In re the Accounting of Alpert

Orders of the Surrogate’s Court, New York County (Marie M. Lambert, S.), entered December 13, 1985, which, inter alia, granted motions by beneficiaries of three inter vivos trusts requiring distribution of principal and current and future income to the beneficiaries, affirmed, without costs or disbursements.

. In 1951, decedent Hyman Alpert created three virtually *445identical inter vivos trusts for the benefit of each of his three children. The trustees were directed to accumulate principal and income for the benefit of the beneficiary of each trust. The trustees were authorized to distribute sums in their sole and absolute discretion, to be exercised, however, "for the good and welfare of the beneficiary”. The decedent expressly noted that the term "good and welfare” was to be liberally construed and that his primary concern in creating each trust was for the income beneficiary of such trust. The decedent also provided in each trust that the beneficiary was to receive $5,000 at age 18 and $10,000 upon marriage or reaching age 25. The Surrogate, inter alia, directed payment by the trustees to each beneficiary of the $15,000, since the conditions set forth above were met, in addition to the continuing distribution of income.

The dissent would reverse solely as to these three orders of the Surrogate which directed the trustees to distribute principal and current and future income to the beneficiaries.

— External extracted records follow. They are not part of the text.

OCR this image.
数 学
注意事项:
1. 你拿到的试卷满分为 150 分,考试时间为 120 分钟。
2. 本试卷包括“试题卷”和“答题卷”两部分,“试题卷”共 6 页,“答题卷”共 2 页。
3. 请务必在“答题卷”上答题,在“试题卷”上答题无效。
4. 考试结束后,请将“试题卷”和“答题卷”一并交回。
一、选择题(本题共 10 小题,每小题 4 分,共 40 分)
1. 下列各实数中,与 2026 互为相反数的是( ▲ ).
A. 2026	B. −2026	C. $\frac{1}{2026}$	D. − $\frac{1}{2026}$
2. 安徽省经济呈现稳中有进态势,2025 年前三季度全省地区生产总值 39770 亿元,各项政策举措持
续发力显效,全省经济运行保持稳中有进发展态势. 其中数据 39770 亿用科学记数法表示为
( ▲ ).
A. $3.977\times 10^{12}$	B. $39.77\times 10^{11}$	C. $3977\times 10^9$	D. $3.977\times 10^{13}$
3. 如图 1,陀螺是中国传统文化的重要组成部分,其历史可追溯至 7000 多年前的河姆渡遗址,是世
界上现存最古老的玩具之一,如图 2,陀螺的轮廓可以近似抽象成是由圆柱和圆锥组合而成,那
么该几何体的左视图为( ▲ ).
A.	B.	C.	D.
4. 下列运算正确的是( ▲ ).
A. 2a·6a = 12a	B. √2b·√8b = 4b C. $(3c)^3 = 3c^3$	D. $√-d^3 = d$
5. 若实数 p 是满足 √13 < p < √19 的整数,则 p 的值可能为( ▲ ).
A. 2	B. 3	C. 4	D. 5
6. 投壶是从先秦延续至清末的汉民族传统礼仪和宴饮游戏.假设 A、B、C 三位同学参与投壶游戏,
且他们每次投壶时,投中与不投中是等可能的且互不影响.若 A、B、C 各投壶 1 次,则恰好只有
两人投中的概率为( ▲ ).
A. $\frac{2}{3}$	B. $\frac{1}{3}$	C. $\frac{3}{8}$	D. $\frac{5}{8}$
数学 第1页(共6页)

Contrary to the conclusion of the dissent that a hearing was necessary before the Surrogate directed payment of principal required by the terms of the trust and current and future income to the beneficiaries, under the circumstances herein, the conclusory and unsubstantiated claim of the trustees that they personally advanced the $15,000 payments did not raise issues of fact requiring a hearing before being rejected by the Surrogate. The trust accounting, filed and sworn to by the trustees, did not reflect any payment of the principal distribution to the beneficiaries or any such debt. The payments, obviously, were never made.

Likewise, there was no factual issue as to whether the cutoff of income by the trustees was justifiable. The Surrogate correctly held that the trusts’ clearly stated preference for the income beneficiaries must govern, and further, that the trustees’ contention that the income might be used to finance litigation against them to obtain part of the $400 million Alpert Family Fund was no sufficient reason to refuse to pay out the income. We, as did the Surrogate, note that the trusts provide for the "good and welfare” of the beneficiaries, and the beneficiaries’ legal expenses to obtain funds to which they are entitled clearly fall within that purpose.

We have examined the appellants’ remaining contentions and find them to be without merit. Concur—Ross, Asch and Kassal, JJ.